Plaintiffs aver that they are "being forced to renew their licenses at a markup of thirty (30) times their original[ ] price, while multinational corporations and its [sic] local francishes are allowed to buy and renew their licenses for the same type of machines . . . for only $300 each." ECF No. 23 at 10-11; see also ECF Nos. 31 at 8-9; 48 at 2. While plaintiffs have not expressly stated the protected category under which they raise their equal protection claim, the Court deems that it is the citizenship of the plaintiff corporations vis-à-vis that of "the multinational corporations," which are presumably not Puerto Rico citizens. See id. Nonetheless, the statute in question does not establish any distinction among licensees based on their citizenship or any other protected category. See ECF No. 51-1, certified English translation of Law 108; Puerto Rico Administrative Determination 18-08 04/30/2018, St. & Local Tax PR 18-08, 20XX WL 14333947. In fact, the only distinctions under Law 108 that determine the amount of annual license fee to be paid are based on the different types of electronic game machines subject to annual fees, regardless of who applies for the license. See id. As such, the Court holds that Law 108 is neutral on its face in that regard. Moreover, as correctly averred by defendants, plaintiffs "fail to offer any factual allegation that would support" their claim of disparate treatment under the equal protection clause. ECF No. 15 at 2; see also ECF Nos. 25 at 4, 7-8; 32 at 3. In that respect, plaintiffs' allegations seem to entail bare assertions, not well pleaded facts that should be taken as true under Rule 12(b)(6) standards. See Rodríguez-Reyes, 711 F.3d at 52-53.
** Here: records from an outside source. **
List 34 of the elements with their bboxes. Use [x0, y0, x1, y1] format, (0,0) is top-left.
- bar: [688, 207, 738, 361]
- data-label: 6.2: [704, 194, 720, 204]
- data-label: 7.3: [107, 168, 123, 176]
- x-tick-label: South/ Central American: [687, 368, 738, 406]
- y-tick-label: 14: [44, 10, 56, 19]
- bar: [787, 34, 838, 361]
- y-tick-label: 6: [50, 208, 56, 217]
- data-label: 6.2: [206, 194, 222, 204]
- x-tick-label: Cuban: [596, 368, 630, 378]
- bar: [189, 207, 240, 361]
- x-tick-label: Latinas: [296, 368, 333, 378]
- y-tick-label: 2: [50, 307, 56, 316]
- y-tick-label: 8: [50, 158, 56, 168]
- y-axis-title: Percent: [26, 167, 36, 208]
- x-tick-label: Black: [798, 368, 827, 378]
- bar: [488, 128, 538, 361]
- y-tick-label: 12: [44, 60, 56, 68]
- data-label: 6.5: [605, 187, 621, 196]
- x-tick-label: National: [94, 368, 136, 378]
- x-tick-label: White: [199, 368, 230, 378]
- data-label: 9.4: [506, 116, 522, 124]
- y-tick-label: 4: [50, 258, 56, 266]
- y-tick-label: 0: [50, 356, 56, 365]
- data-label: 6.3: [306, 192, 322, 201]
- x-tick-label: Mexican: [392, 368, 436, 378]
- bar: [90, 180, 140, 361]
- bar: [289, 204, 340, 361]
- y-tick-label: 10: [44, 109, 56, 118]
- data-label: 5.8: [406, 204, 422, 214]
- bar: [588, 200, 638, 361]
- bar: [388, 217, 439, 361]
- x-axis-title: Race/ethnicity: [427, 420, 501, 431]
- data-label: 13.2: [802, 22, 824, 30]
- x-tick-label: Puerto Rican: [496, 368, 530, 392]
Notwithstanding the above, in an abundance of caution, THE COURT GRANTS PLAINTIFFS SIXTY (60) DAYS TO CONDUCT DISCOVERY. The discovery shall be conducted in full compliance with the Federal Rules of Civil Procedure and strictly limited to what is pertinent to plaintiffs' allegations of violation of equal protection of law as pleaded in the second amended complaint. Defendants are to cooperate fully with plaintiffs' discovery. Upon conclusion of the authorized discovery and within the deadline established herein, defendants shall show cause as to why the Court should not grant defendants' motion to dismiss under Fed. R. Civ. P. 12(b)(6) regarding the claim of violation of equal protection rights. Extensions of time shall not be granted absent exigent circumstances.
IV. CONCLUSION
Defendants' motion to dismiss under Fed. R. Civ. P. 12(b)(6), ECF No. 25, is hereby GRANTED IN PART. Specifically,
(i) The Court GRANTS defendants' motion regarding plaintiffs' procedural due process, substantive due process, and Bill of Attainder claims;
(ii) The Court GRANTS plaintiffs a term of 60 days to conduct discovery regarding plaintiffs' allegations of violation of equal protection of law as pleaded in the second amended complaint; and
(iii) Upon conclusion of the aforementioned discovery within the given deadline, plaintiffs shall SHOW CAUSE as to why the Court should not grant defendants' motion to dismiss regarding the claim of violation of equal protection rights.
SO ORDERED.
At San Juan, Puerto Rico, on this 13th day of August, 2019.